A granularity cap ("a block is a topic, 8 to 18 of them") fixed that too, back to roughly 11 clean blocks at 100% contiguous, still for the cheapest price. And the bigger model handled it fine straight away, at 3.7 times the cost. So I had two tidy conclusions on the table. Perfect the prompt, or pay for the model. Both of them dodged the real problem: I was patching a task that shouldn't exist. The model can't subtract 05:17 from 09:25, so why am I making it try?

The turn: mark transitions, derive spans

Stop asking for intervals. Ask the one thing the model does well. Where does a new topic start? One line per transition: a timestamp copied from the transcript, plus the topic that begins there. The spans are arithmetic, so they belong to code, not the model. Block i runs from marker i to marker i+1.

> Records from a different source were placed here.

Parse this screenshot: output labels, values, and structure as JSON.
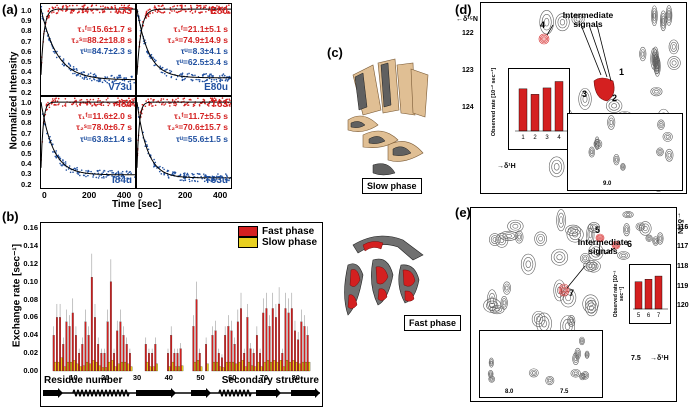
{
  "panel_a": {
    "letter": "(a)",
    "ylabel": "Normalized Intensity",
    "xlabel": "Time [sec]",
    "xticks": [
      "0",
      "200",
      "400"
    ],
    "yticks": [
      "1.0",
      "0.9",
      "0.8",
      "0.7",
      "0.6",
      "0.5",
      "0.4",
      "0.3",
      "0.2"
    ],
    "subplots": [
      {
        "tag_top": "V73",
        "tag_bottom": "V73u",
        "tau1": "τ₁ᶠ=15.6±1.7 s",
        "tau2": "τ₂ˢ=88.2±18.8 s",
        "tau3": "τᵘ=84.7±2.3 s"
      },
      {
        "tag_top": "E80",
        "tag_bottom": "E80u",
        "tau1": "τ₁ᶠ=21.1±5.1 s",
        "tau2": "τ₂ˢ=74.9±14.9 s",
        "tau3": "τᵘ=8.3±4.1 s",
        "tau4": "τᵘ=62.5±3.4 s"
      },
      {
        "tag_top": "I84",
        "tag_bottom": "I84u",
        "tau1": "τ₁ᶠ=11.6±2.0 s",
        "tau2": "τ₂ˢ=78.0±6.7 s",
        "tau3": "τᵘ=63.8±1.4 s"
      },
      {
        "tag_top": "T63",
        "tag_bottom": "T63u",
        "tau1": "τ₁ᶠ=11.7±5.5 s",
        "tau2": "τ₂ˢ=70.6±15.7 s",
        "tau3": "τᵘ=55.6±1.5 s"
      }
    ]
  },
  "panel_b": {
    "letter": "(b)",
    "ylabel": "Exchange rate [sec⁻¹]",
    "yticks": [
      "0.16",
      "0.14",
      "0.12",
      "0.10",
      "0.08",
      "0.06",
      "0.04",
      "0.02",
      "0.00"
    ],
    "xticks": [
      "10",
      "20",
      "30",
      "40",
      "50",
      "60",
      "70",
      "80"
    ],
    "legend_fast": "Fast phase",
    "legend_slow": "Slow phase",
    "label_residue": "Residue number",
    "label_secondary": "Secondary structure",
    "color_fast": "#d42020",
    "color_slow": "#e8d020"
  },
  "panel_c": {
    "letter": "(c)",
    "label_slow": "Slow phase",
    "label_fast": "Fast phase"
  },
  "panel_d": {
    "letter": "(d)",
    "intermediate": "Intermediate signals",
    "peaks": [
      "1",
      "2",
      "3",
      "4"
    ],
    "axis_15n": "←δ¹⁵N",
    "yticks": [
      "122",
      "123",
      "124"
    ],
    "xticks": [
      "9.0",
      "8.6"
    ],
    "axis_1h": "→δ¹H",
    "inset_ylabel": "Observed rate [10⁻² sec⁻¹]",
    "inset_yticks": [
      "6",
      "5",
      "4",
      "3",
      "2",
      "1",
      "0"
    ],
    "inset_xticks": [
      "1",
      "2",
      "3",
      "4"
    ],
    "sub_yticks": [
      "122",
      "123",
      "124"
    ],
    "sub_xticks": [
      "9.0"
    ]
  },
  "panel_e": {
    "letter": "(e)",
    "intermediate": "Intermediate signals",
    "peaks": [
      "5",
      "6",
      "7"
    ],
    "axis_15n": "←δ¹⁵N",
    "yticks": [
      "116",
      "117",
      "118",
      "119",
      "120"
    ],
    "xticks": [
      "7.5"
    ],
    "axis_1h": "→δ¹H",
    "inset_ylabel": "Observed rate [10⁻² sec⁻¹]",
    "inset_yticks": [
      "6.0",
      "5.0",
      "4.0",
      "3.0",
      "2.0",
      "1.0",
      "0.0"
    ],
    "inset_xticks": [
      "5",
      "6",
      "7"
    ],
    "sub_yticks": [
      "117",
      "118",
      "119",
      "120"
    ],
    "sub_xticks": [
      "8.0",
      "7.5"
    ]
  },
  "chart_data": [
    {
      "type": "scatter",
      "title": "",
      "xlabel": "Time [sec]",
      "ylabel": "Normalized Intensity",
      "series": [
        {
          "name": "V73",
          "x": [
            0,
            20,
            50,
            100,
            200,
            300,
            500
          ],
          "y": [
            0.35,
            0.65,
            0.85,
            0.95,
            1.0,
            1.0,
            1.0
          ]
        },
        {
          "name": "V73u",
          "x": [
            0,
            20,
            50,
            100,
            200,
            300,
            500
          ],
          "y": [
            1.0,
            0.8,
            0.6,
            0.42,
            0.33,
            0.31,
            0.3
          ]
        }
      ]
    },
    {
      "type": "bar",
      "xlabel": "Residue number",
      "ylabel": "Exchange rate [sec⁻¹]",
      "ylim": [
        0,
        0.16
      ],
      "categories": [
        4,
        5,
        6,
        7,
        8,
        9,
        10,
        11,
        12,
        13,
        14,
        15,
        16,
        17,
        18,
        19,
        20,
        21,
        22,
        23,
        24,
        25,
        26,
        27,
        28,
        33,
        34,
        35,
        36,
        40,
        41,
        42,
        43,
        44,
        48,
        49,
        50,
        52,
        54,
        55,
        56,
        57,
        58,
        59,
        60,
        61,
        62,
        63,
        64,
        65,
        66,
        67,
        68,
        69,
        70,
        71,
        72,
        73,
        74,
        75,
        76,
        77,
        78,
        79,
        80,
        81,
        82,
        83,
        84
      ],
      "series": [
        {
          "name": "Fast phase",
          "values": [
            0.04,
            0.06,
            0.06,
            0.03,
            0.055,
            0.05,
            0.065,
            0.04,
            0.02,
            0.03,
            0.055,
            0.04,
            0.105,
            0.06,
            0.03,
            0.02,
            0.02,
            0.055,
            0.1,
            0.02,
            0.045,
            0.055,
            0.04,
            0.03,
            0.02,
            0.03,
            0.02,
            0.02,
            0.03,
            0.02,
            0.04,
            0.02,
            0.02,
            0.025,
            0.05,
            0.08,
            0.02,
            0.03,
            0.04,
            0.045,
            0.02,
            0.015,
            0.04,
            0.05,
            0.045,
            0.03,
            0.055,
            0.07,
            0.02,
            0.06,
            0.025,
            0.02,
            0.04,
            0.02,
            0.065,
            0.07,
            0.05,
            0.07,
            0.06,
            0.075,
            0.02,
            0.07,
            0.065,
            0.07,
            0.045,
            0.035,
            0.055,
            0.05,
            0.04
          ]
        },
        {
          "name": "Slow phase",
          "values": [
            0.01,
            0.01,
            0.015,
            0.005,
            0.01,
            0.01,
            0.012,
            0.008,
            0.005,
            0.006,
            0.01,
            0.008,
            0.012,
            0.01,
            0.006,
            0.004,
            0.004,
            0.01,
            0.012,
            0.005,
            0.008,
            0.01,
            0.01,
            0.008,
            0.005,
            0.01,
            0.005,
            0.005,
            0.008,
            0.005,
            0.01,
            0.005,
            0.005,
            0.006,
            0.01,
            0.012,
            0.005,
            0.008,
            0.01,
            0.01,
            0.005,
            0.004,
            0.01,
            0.01,
            0.01,
            0.008,
            0.01,
            0.012,
            0.005,
            0.01,
            0.006,
            0.005,
            0.01,
            0.005,
            0.01,
            0.012,
            0.01,
            0.012,
            0.01,
            0.012,
            0.005,
            0.012,
            0.01,
            0.012,
            0.01,
            0.008,
            0.01,
            0.01,
            0.01
          ]
        }
      ]
    },
    {
      "type": "bar",
      "ylabel": "Observed rate [10⁻² sec⁻¹]",
      "categories": [
        "1",
        "2",
        "3",
        "4"
      ],
      "values": [
        4.6,
        4.0,
        4.7,
        5.4
      ],
      "ylim": [
        0,
        6
      ]
    },
    {
      "type": "bar",
      "ylabel": "Observed rate [10⁻² sec⁻¹]",
      "categories": [
        "5",
        "6",
        "7"
      ],
      "values": [
        4.3,
        4.7,
        5.2
      ],
      "ylim": [
        0,
        6
      ]
    }
  ]
}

Same 28 calls. "Anchored" means the timestamp is a real transcript line; "monotonic" means the markers come in order.

	avg markers	monotonic	anchored
nano	24	100%	97%
mini	21	96%	93%

The cheapest model is nearly perfect, and it sits ahead of the bigger one. That isn't luck. The task is now "spot a shift, copy a timestamp," which is pattern-matching, the thing it's good at, instead of interval bookkeeping, the thing it's bad at. The bigger model's extra reasoning buys nothing here, and it sometimes rounds or invents a time, which costs it on anchoring. The one thing it still does a little better is phrase the label as a crisp takeaway instead of a topic name. That gap is small, and it's the only reason left to reach for it.

The lessons

When a model keeps failing a sub-task, suspect the question before you suspect the model. The interval iterations were a long detour around the fact that I was asking for arithmetic. Reshaping the task to the model's strength did in one move what three prompt versions couldn't.

Prompt and task shape come before a model upgrade. Here the reshaped task makes the cheapest model the best choice, so the upgrade would have been wasted money.

And keep the deterministic part deterministic. The model marks the turns. Code computes the spans, guarantees contiguity, and never drifts.

What this is and isn't

This ran on my own recent calls, not a curated benchmark. The prompts are tuned to my domain and my language, and one person's call set is not a general claim about the models. Treat the numbers as directional. What generalizes is the shape: spotting beats arithmetic, the cheap model catches up (here it wins), and task design outweighs model choice.

This is stage one of the knowledge graph. The markers give clean blocks. Pulling out the meaning, and the links between blocks, into [[wikilinks]], comes next.